58 1.10 Scope of the Present Study

The most prevalent methods to analyse body fluids found at crime scenes are limited by lack of specificity and sensitivity, consumption of valuable biological material and are largely presumptive. However the precise identification of body fluids found at crime scenes provides vital information that can support a link between sample donors and actual criminal acts. Reports of whole genome epigenetic analysis indicate that chromosome segments called tissue-specific differentially methylated regions (tDMRs) show varying DNA methylation profiles according to the type of cell or tissue. Thus, body fluid-specific differential DNA methylation is a promising indicator for precise body fluid identification. Even though forensic tDMR-based body fluid identification shows much potential, not many tDMRs have been confirmed for this purpose. Studies have confirmed tDMRs for semen identification however specific tDMRs for blood, saliva and vaginal fluid have yet to be validated. The development of new tDMRs is the best way forward for accurate identification of biofluids for forensic applications. Accordingly, novel tDMRs were searched for based on the analysis of differential gene expression in human tissues and its correlation with DNA methylation.

The tDMRs were targeted to develop primers for use in Methylation-Specific Restriction Enzyme (MSRE-PCR) for efficient identification of saliva, blood, semen and vaginal fluid.

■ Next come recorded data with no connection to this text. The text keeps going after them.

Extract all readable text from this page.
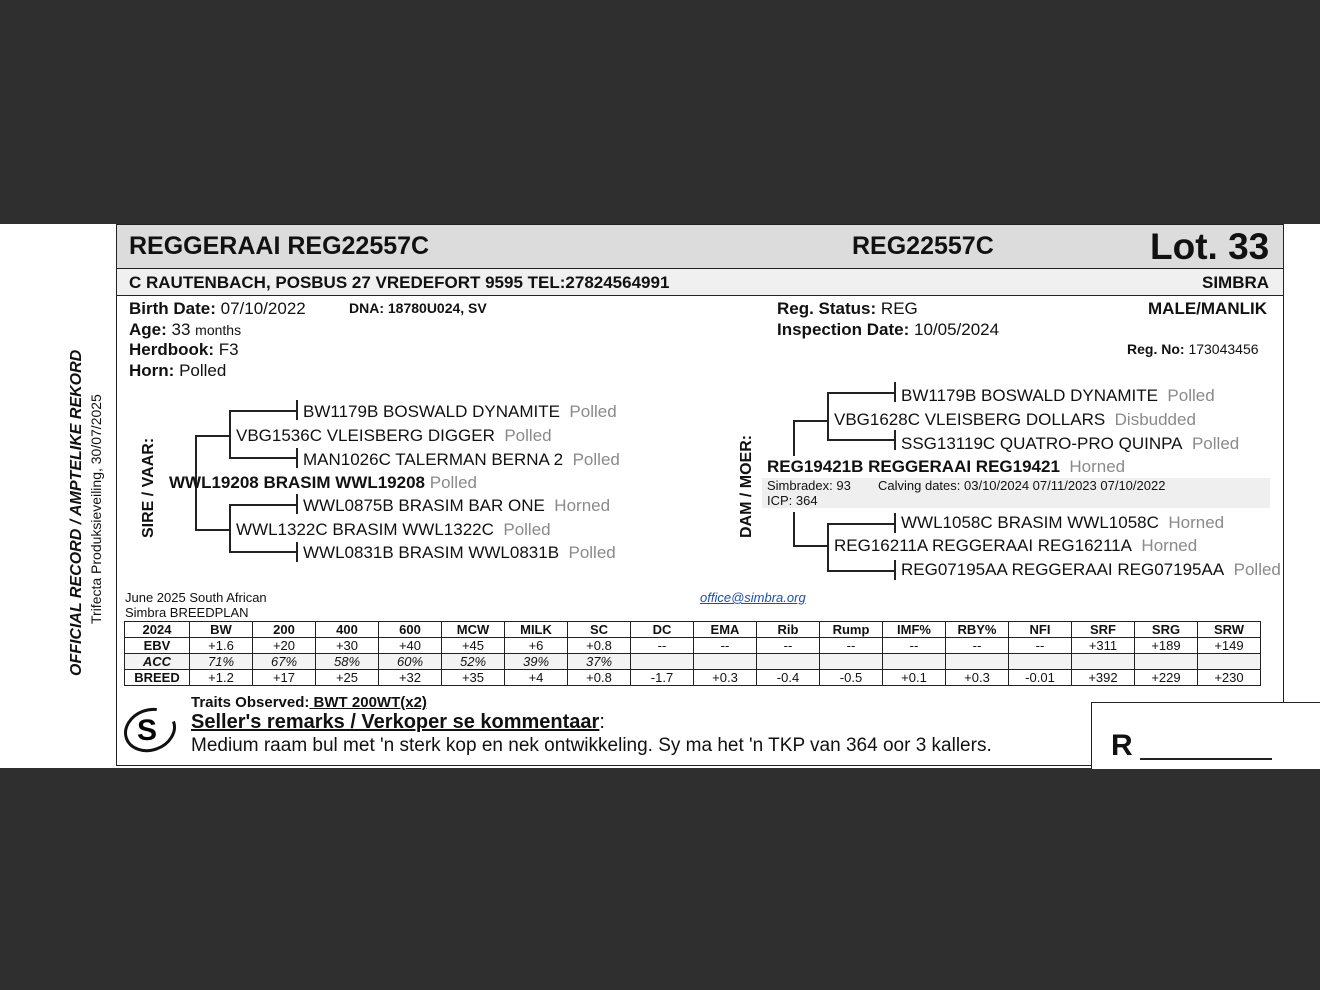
OFFICIAL RECORD / AMPTELIKE REKORD Trifecta Produksieveiling, 30/07/2025
REGGERAAI REG22557C	REG22557C	Lot. 33
C RAUTENBACH, POSBUS 27 VREDEFORT 9595 TEL:27824564991	SIMBRA
Birth Date: 07/10/2022	DNA: 18780U024, SV
Age: 33 months
Herdbook: F3
Horn: Polled
Reg. Status: REG
Inspection Date: 10/05/2024
MALE/MANLIK
Reg. No: 173043456
SIRE / VAAR:
BW1179B BOSWALD DYNAMITE Polled
VBG1536C VLEISBERG DIGGER Polled
MAN1026C TALERMAN BERNA 2 Polled
WWL19208 BRASIM WWL19208 Polled
WWL0875B BRASIM BAR ONE Horned
WWL1322C BRASIM WWL1322C Polled
WWL0831B BRASIM WWL0831B Polled
DAM / MOER:
BW1179B BOSWALD DYNAMITE Polled
VBG1628C VLEISBERG DOLLARS Disbudded
SSG13119C QUATRO-PRO QUINPA Polled
REG19421B REGGERAAI REG19421 Horned
Simbradex: 93 Calving dates: 03/10/2024 07/11/2023 07/10/2022
ICP: 364
WWL1058C BRASIM WWL1058C Horned
REG16211A REGGERAAI REG16211A Horned
REG07195AA REGGERAAI REG07195AA Polled
June 2025 South African
Simbra BREEDPLAN
office@simbra.org
2024	BW	200	400	600	MCW	MILK	SC	DC	EMA	Rib	Rump	IMF%	RBY%	NFI	SRF	SRG	SRW
EBV	+1.6	+20	+30	+40	+45	+6	+0.8	--	--	--	--	--	--	--	+311	+189	+149
ACC	71%	67%	58%	60%	52%	39%	37%										
BREED	+1.2	+17	+25	+32	+35	+4	+0.8	-1.7	+0.3	-0.4	-0.5	+0.1	+0.3	-0.01	+392	+229	+230
S
Traits Observed: BWT 200WT(x2)
Seller's remarks / Verkoper se kommentaar:
Medium raam bul met 'n sterk kop en nek ontwikkeling. Sy ma het 'n TKP van 364 oor 3 kallers.	R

The identification of additional body fluid tDMRs is expected to spur the improvement of promising body fluid identification methods for forensic applications.

Additionally, researchers have provided resounding evidence of differential DNA methylation between population groups. Therefore, it is worthwhile to validate previously documented tDMR-based markers on the South African population. For this, methylation profiles of four previously reported tDMRs in saliva obtained from Blacks, Indians, Whites and Coloureds in South Africa were evaluated, to determine if there is differential methylation of targeted tDMRs among ethnic groups. Significant differences could assist forensic analysts in future, to narrow down their search for sample donors.

59 1.10.1 Hypotheses tested

It is hypothesized that the identification of new tissue-specific differentially methylated regions (tDMRs) in human body fluids would allow the development of markers to differentiate between body fluids.

It is further hypothesized that DNA methylation profiles of saliva, using selected tissue-specific differentially methylated regions (tDMRs) for USP49, DACT1, L81528 and PFN3 genes differ among the diverse South African population and thus may be of significance in forensic casework.